3) More high‑mountain days across the big tours. The marquee stage races have all delivered summit‑finish drama, but the depth of sustained high‑altitude climbing still lags behind the men’s calendars. We’re seeing progress—harder queen stages and better time trials—but doubling down on big-mountain identity will help differentiate each race.

4) Date harmonisation. The calendar’s expansion occasionally creates overlaps that force teams to split squads or skip events they’d happily attend. A clearer classics‑to‑stage‑race handoff, plus a little room around national championships and the Olympics in summer, would prevent logjams.

5) Deeper geographic spread thoughtfully. The pushes into Australia, the Gulf and China are working because they come with solid logistics and broadcast. If the WWT explores new regions (say, North America or South America), success will hinge on that same formula: predictable travel, TV that works for global audiences, and routes that showcase local terrain.

6) Unequal race lengths and prize money. Women’s editions of major races are still often shorter than men’s, with fewer race days and capped stage lengths. Despite progress on minimum salaries, prize purses remain significantly lower across most events. Bridging those gaps is essential for genuine parity.

7) Keep raising the production bar. Live coverage exists; now the focus should be on richer storytelling, more cameras on decisive climbs, consistent moto placement on gravel/cobbles, on‑bike data, and post‑race analysis that treats women’s races with the same editorial depth as the men’s.

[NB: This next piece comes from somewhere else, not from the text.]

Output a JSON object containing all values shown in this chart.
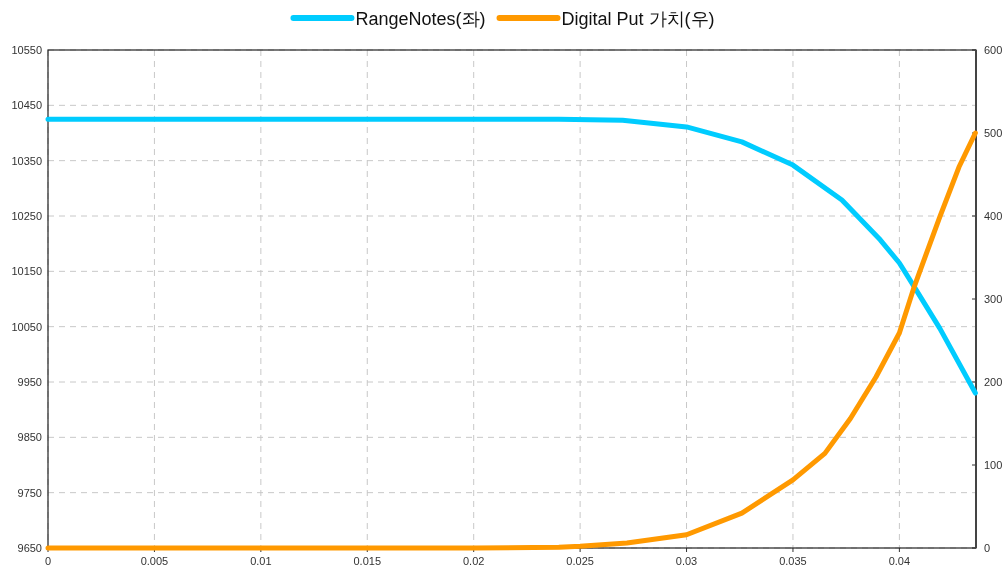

The fan experience: Why this matters

For casual fans, the modern calendar is easier to understand and easier to follow. You know when the heavy cobbles are coming, when the punchers take over, and when to block off a week for GC fireworks. Bigger, better‑covered events mean it’s simpler to pick a team or rider to follow and actually see their season arc play out, something that was much harder a decade ago.

What to watch next

Spring 2.0: With Milan–Sanremo Donne back, watch how teams balance that Ultra‑Classic with Strade, Flanders and Roubaix in quick succession.

The GC arms race: The Giro, Tour, and Vuelta now sit close enough on the calendar to force choices. Expect more specialisation—teams targeting two rather than all three—and smarter rider rotations.

Promotion/Relegation pressure: With Women’s ProTeams established, mid‑table WorldTeams will feel more heat to chase points week‑in, week‑out. That usually makes for aggressive racing in “smaller” WWT rounds.

Bottom line

The Women’s WorldTour calendar has evolved from a string of great one‑days into a full‑season ecosystem with signature events, clear peaks, and an increasingly global footprint. The work isn’t finished, there’s room for a fifth Monument, a North American block, and even richer coverage, but the foundation is there. For fans, that means more can’t‑miss weekends, more meaningful weekdays, and a season that finally feels as big as the racing deserves.